The experiment was organized to have the crew trade off between cooking and non-cooking days every two days. On non-cooking days, the crew ate pre-prepared meals. Some were good, others were not, said Binsted. All the while, the team recorded their assessments of the food, rating such factors as taste and texture.
And then, there were cooking days. For those, the team was provided with non-perishable, preserved, and dehydrated ingredients – the sort that could be ferried all the way to Mars without spoiling. In other words, the researchers were handed a lot of Spam, plus: freeze dried meats and fish; grains like rice and oatmeal; dried fruits and vegetables; lots of nuts and beans and chips; powdered dairy products; baking ingredients; and an impressive roster of spices and condiments.
There was also a stove, an oven, and a microwave. Water was available, but limited.
In short, the kitchen looked a lot like typical one, except everything had been reconfigured into an unrecognizable and less appetizing form. Could those less than palatable ingredients be combined and spiced-up to do what food is supposed to do: send an emotional jolt to the mind, making it brim with memories and feelings?
So, the six people stirred and concocted and invented. Science-minded people outside the little capsule sent in their recipes, and the faux astronauts made them. Spam and its equally (not) delicious companions became lemon dill pasta salad and chili burritos and split pea and spam soup. There was Cajun jambalaya and Arabia Terra Tabouli and sushi rolls. There were spam n’egg sandwiches and pancakes. Birthdays were celebrated, and commemorative cooking ensued. There was a Moroccan beef tangine that went over well – a surprise, since “freeze dried beef doesn’t really capture what people enjoy about beef,” said Binsted.

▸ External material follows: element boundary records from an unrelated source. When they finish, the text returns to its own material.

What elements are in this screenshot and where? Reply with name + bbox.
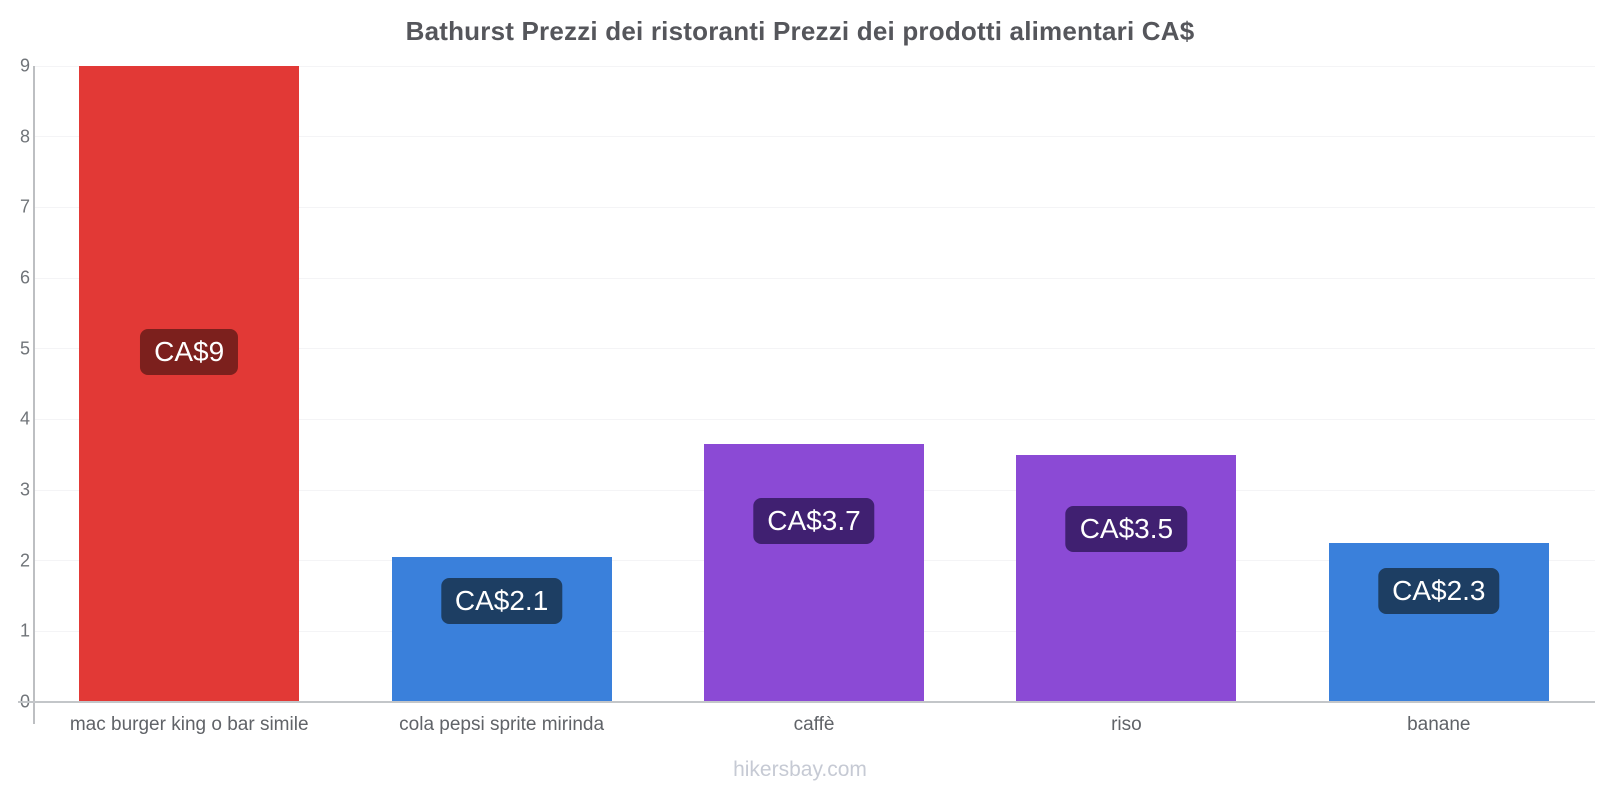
chart-title: Bathurst Prezzi dei ristoranti Prezzi de… [405, 16, 1195, 46]
y-gridline [33, 65, 1595, 67]
y-tick-label: 3 [19, 479, 30, 500]
x-category-label: mac burger king o bar simile [69, 714, 309, 735]
bar-4[interactable] [1016, 454, 1237, 702]
footer: hikersbay.com [0, 758, 1600, 782]
y-tick-label: 4 [19, 408, 30, 429]
y-gridline [33, 206, 1595, 208]
y-gridline [33, 277, 1595, 279]
bar-3[interactable] [704, 444, 924, 702]
y-tick-label: 7 [19, 196, 30, 217]
x-category-label: banane [1407, 714, 1471, 735]
bar-1[interactable] [79, 66, 300, 702]
y-tick-label: 1 [19, 620, 30, 641]
x-category-label: riso [1111, 714, 1142, 735]
y-tick-label: 6 [19, 267, 30, 288]
y-tick-label: 9 [19, 55, 30, 76]
footer-link[interactable]: hikersbay.com [733, 758, 867, 781]
x-category-label: cola pepsi sprite mirinda [399, 714, 605, 735]
bar-value-badge: CA$3.7 [753, 498, 875, 545]
y-tick-label: 8 [19, 126, 30, 147]
x-axis-line [18, 701, 1595, 703]
bar-value-badge: CA$9 [140, 329, 239, 376]
y-gridline [33, 418, 1595, 420]
y-gridline [33, 136, 1595, 138]
y-axis-line [33, 66, 35, 724]
y-tick-label: 5 [19, 338, 30, 359]
y-tick-label: 2 [19, 550, 30, 571]
y-gridline [33, 348, 1595, 350]
x-category-label: caffè [793, 714, 835, 735]
bar-value-badge: CA$2.1 [440, 577, 563, 624]
bar-value-badge: CA$2.3 [1378, 567, 1500, 614]
bar-value-badge: CA$3.5 [1065, 505, 1188, 552]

And for dessert, or a snack, or for whatever or whenever, there was Nutella, the chocolate-hazelnut emotional companion that was rationed like visits to a therapist.
Not that those four-months were one big joyous feast; space cooking, it turns out, does leave something to be desired.
“When they got out, they were so excited to get their hands on fresh fruits and vegetables,” said Binsted. “I think the commander almost cried when he had a tomato again for the first time.”
So far, the results of the experiment are most anecdotal – a good borscht here, some bad tofu "chicken" there – and Binsted said it will be a few months before all of the data is crunched.
Once the results are in, the team hopes they will answer not only the questions of whether, and how, astronauts should cook on Mars, but also other vexing E.T. culinary questions: Why is it that astronauts develop a hankering for ultra-spicy food in space? Is it physiological? Or is it psychological, a product of having been too long in space, where at times the most exciting thing to do is to light a small bonfire on the tongue?
“Astronauts go from eating normally to just pouring tabasco sauce over everything,” said Binsted.
The team has $1.2 million in funding from NASA to further explore the psychological affects of extreme isolation with other people, the sort of closeted togetherness that once made a Jean-Paul Sartre character exclaim, “Hell is other people!” For future experiments, to be conducted over the next three years, the team will select groups of people to live in close quarters for four month, 8-month, and 12-month periods.
“The question is, how do you keep them sane and happy and not killing each other?,” said Binsted.